Whole population, genome-wide mapping of hidden relatedness

  1. Alexander Gusev1,11,
  2. Jennifer K. Lowe2,3,4,
  3. Markus Stoffel5,
  4. Mark J. Daly3,6,7,
  5. David Altshuler3,4,7,
  6. Jan L. Breslow2,
  7. Jeffrey M. Friedman2,8,9, and
  8. Itsik Pe'er1,10,11
  1. 1Department of Computer Science, Columbia University, New York, New York 10027, USA
  2. 2The Rockefeller University, New York, New York 10065, USA
  3. 3Broad Institute of Harvard and MIT, Cambridge, Massachusetts 02142, USA
  4. 4Department of Molecular Biology, Massachusetts General Hospital, Boston, Massachusetts 02114, USA
  5. 5ETH Zurich, Zurich 8093, Switzerland
  6. 6Center for Human Genetic Research, Massachusetts General Hospital, Boston, Massachusetts 02114, USA
  7. 7Department of Medicine, Harvard Medical School, Boston, Massachusetts 02115, USA
  8. 8Department of Genetics, Harvard Medical School, Boston, Massachusetts 02115, USA
  9. 9Howard Hughes Medical Institute, Chevy Chase, Maryland 20815, USA
  10. 10Center for Computational Biology and Bioinformatics, New York, New York 10032, USA

    Abstract

    We present GERMLINE, a robust algorithm for identifying segmental sharing indicative of recent common ancestry between pairs of individuals.
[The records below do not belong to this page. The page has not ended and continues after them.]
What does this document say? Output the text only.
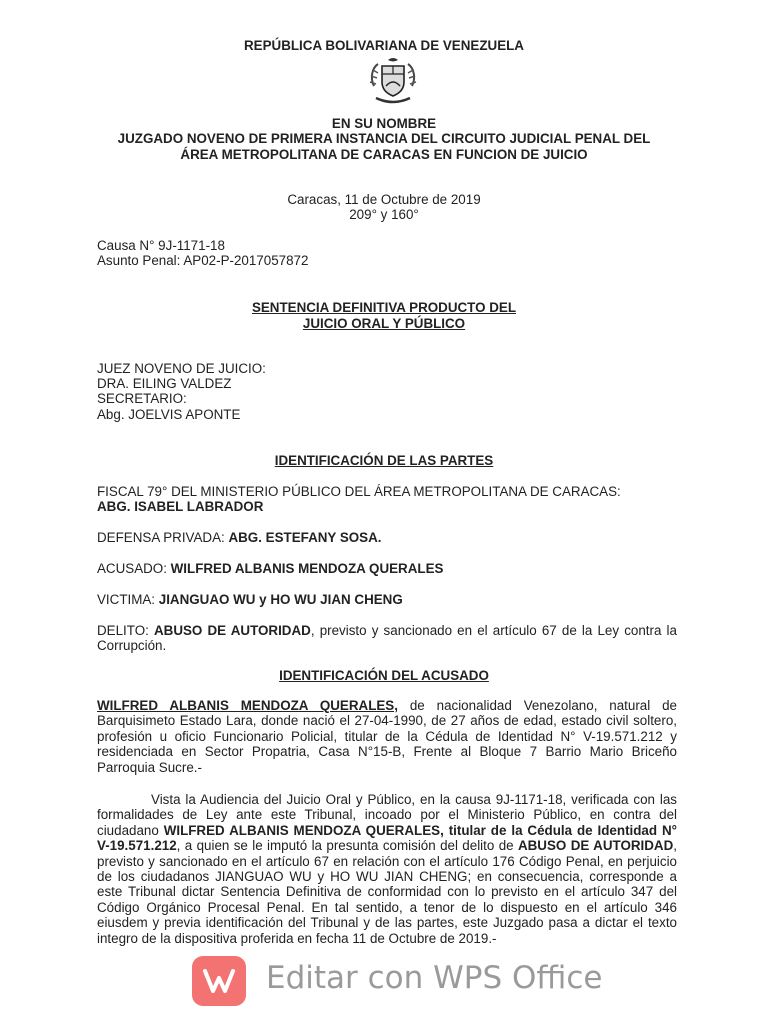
REPÚBLICA BOLIVARIANA DE VENEZUELA
EN SU NOMBRE
JUZGADO NOVENO DE PRIMERA INSTANCIA DEL CIRCUITO JUDICIAL PENAL DEL
ÁREA METROPOLITANA DE CARACAS EN FUNCION DE JUICIO
Caracas, 11 de Octubre de 2019
209° y 160°
Causa N° 9J-1171-18
Asunto Penal: AP02-P-2017057872
SENTENCIA DEFINITIVA PRODUCTO DEL
JUICIO ORAL Y PÚBLICO
JUEZ NOVENO DE JUICIO:
DRA. EILING VALDEZ
SECRETARIO:
Abg. JOELVIS APONTE
IDENTIFICACIÓN DE LAS PARTES
FISCAL 79° DEL MINISTERIO PÚBLICO DEL ÁREA METROPOLITANA DE CARACAS:
ABG. ISABEL LABRADOR
DEFENSA PRIVADA: ABG. ESTEFANY SOSA.
ACUSADO: WILFRED ALBANIS MENDOZA QUERALES
VICTIMA: JIANGUAO WU y HO WU JIAN CHENG
DELITO: ABUSO DE AUTORIDAD, previsto y sancionado en el artículo 67 de la Ley contra la Corrupción.
IDENTIFICACIÓN DEL ACUSADO
WILFRED ALBANIS MENDOZA QUERALES, de nacionalidad Venezolano, natural de Barquisimeto Estado Lara, donde nació el 27-04-1990, de 27 años de edad, estado civil soltero, profesión u oficio Funcionario Policial, titular de la Cédula de Identidad N° V-19.571.212 y residenciada en Sector Propatria, Casa N°15-B, Frente al Bloque 7 Barrio Mario Briceño Parroquia Sucre.-
Vista la Audiencia del Juicio Oral y Público, en la causa 9J-1171-18, verificada con las formalidades de Ley ante este Tribunal, incoado por el Ministerio Público, en contra del ciudadano WILFRED ALBANIS MENDOZA QUERALES, titular de la Cédula de Identidad N° V-19.571.212, a quien se le imputó la presunta comisión del delito de ABUSO DE AUTORIDAD, previsto y sancionado en el artículo 67 en relación con el artículo 176 Código Penal, en perjuicio de los ciudadanos JIANGUAO WU y HO WU JIAN CHENG; en consecuencia, corresponde a este Tribunal dictar Sentencia Definitiva de conformidad con lo previsto en el artículo 347 del Código Orgánico Procesal Penal. En tal sentido, a tenor de lo dispuesto en el artículo 346 eiusdem y previa identificación del Tribunal y de las partes, este Juzgado pasa a dictar el texto integro de la dispositiva proferida en fecha 11 de Octubre de 2019.-
Editar con WPS Office
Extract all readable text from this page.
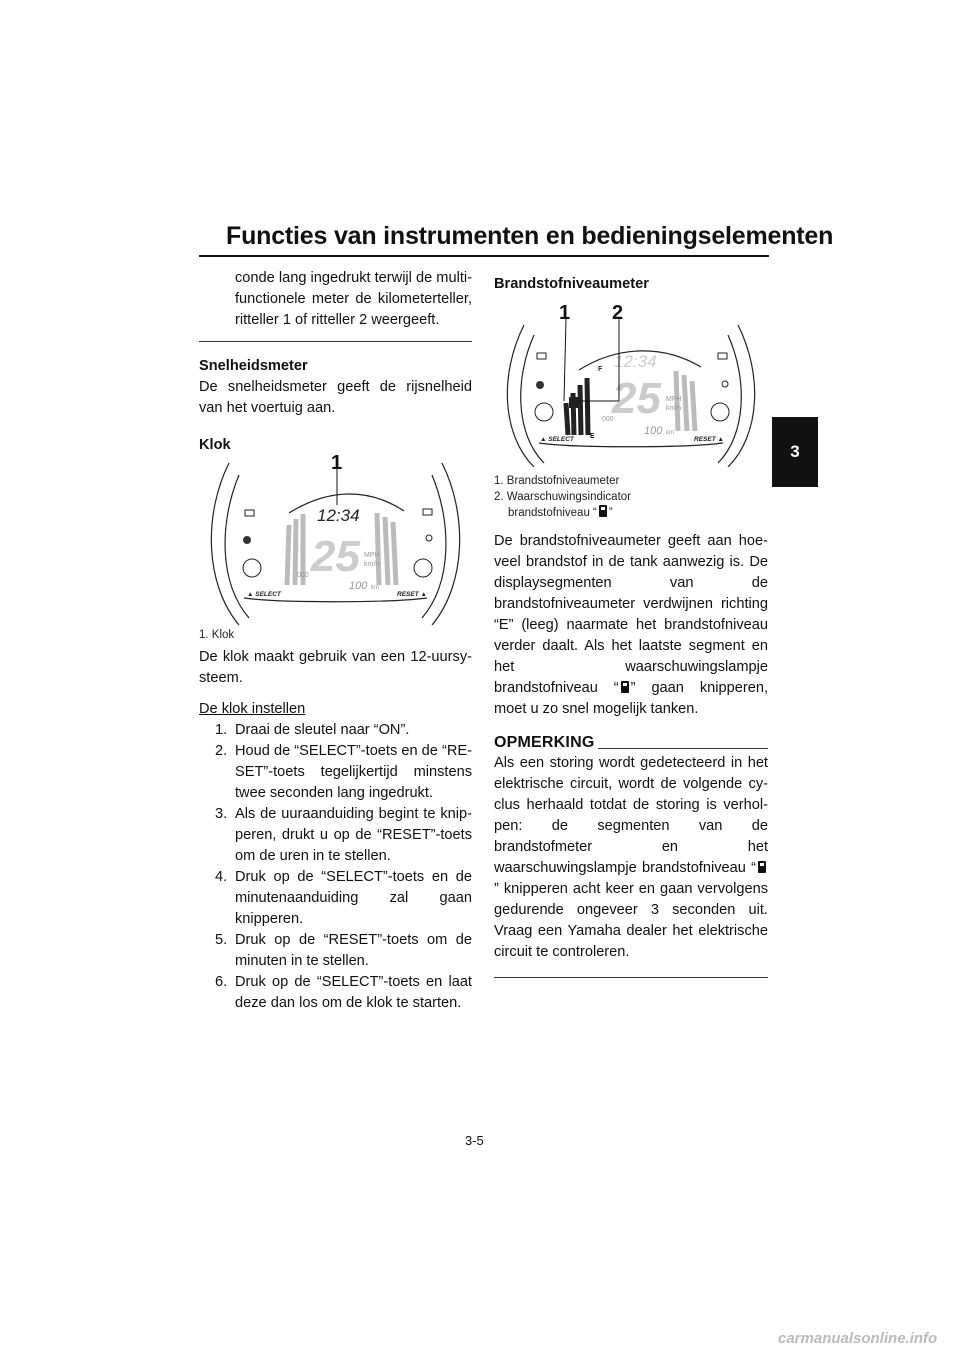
Functies van instrumenten en bedieningselementen
3

conde lang ingedrukt terwijl de multifunctionele meter de kilometerteller, ritteller 1 of ritteller 2 weergeeft.

Snelheidsmeter

De snelheidsmeter geeft de rijsnelheid van het voertuig aan.

Klok
12:34
25 MPH
km/h
000
100 km
▲ SELECT	RESET ▲
1
1. Klok

De klok maakt gebruik van een 12-uursysteem.

De klok instellen
1. Draai de sleutel naar “ON”.
2. Houd de “SELECT”-toets en de “RESET”-toets tegelijkertijd minstens twee seconden lang ingedrukt.
3. Als de uuraanduiding begint te knipperen, drukt u op de “RESET”-toets om de uren in te stellen.
4. Druk op de “SELECT”-toets en de minutenaanduiding zal gaan knipperen.
5. Druk op de “RESET”-toets om de minuten in te stellen.
6. Druk op de “SELECT”-toets en laat deze dan los om de klok te starten.
Brandstofniveaumeter
12:34
25 MPH
km/h
F
E
000
100 km
▲ SELECT	RESET ▲
1 2
1. Brandstofniveaumeter
2. Waarschuwingsindicator
brandstofniveau “ ”

De brandstofniveaumeter geeft aan hoeveel brandstof in de tank aanwezig is. De displaysegmenten van de brandstofniveaumeter verdwijnen richting “E” (leeg) naarmate het brandstofniveau verder daalt. Als het laatste segment en het waarschuwingslampje brandstofniveau “ ” gaan knipperen, moet u zo snel mogelijk tanken.

OPMERKING

Als een storing wordt gedetecteerd in het elektrische circuit, wordt de volgende cyclus herhaald totdat de storing is verholpen: de segmenten van de brandstofmeter en het waarschuwingslampje brandstofniveau “” knipperen acht keer en gaan vervolgens gedurende ongeveer 3 seconden uit. Vraag een Yamaha dealer het elektrische circuit te controleren.

3-5
carmanualsonline.info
Unlike methods with comparable objectives, GERMLINE scales linearly with the number of samples, enabling analysis of whole-genome data in large cohorts. Our approach is based on a dictionary of haplotypes that is used to efficiently discover short exact matches between individuals. We then expand these matches using dynamic programming to identify long, nearly identical segmental sharing that is indicative of relatedness. We use GERMLINE to comprehensively survey hidden relatedness both in the HapMap as well as in a densely typed island population of 3000 individuals. We verify that GERMLINE is in concordance with other methods when they can process the data, and also facilitates analysis of larger scale studies. We bolster these results by demonstrating novel applications of precise analysis of hidden relatedness for (1) identification and resolution of phasing errors and (2) exposing polymorphic deletions that are otherwise challenging to detect. This finding is supported by concordance of detected deletions with other evidence from independent databases and statistical analyses of fluorescence intensity not used by GERMLINE.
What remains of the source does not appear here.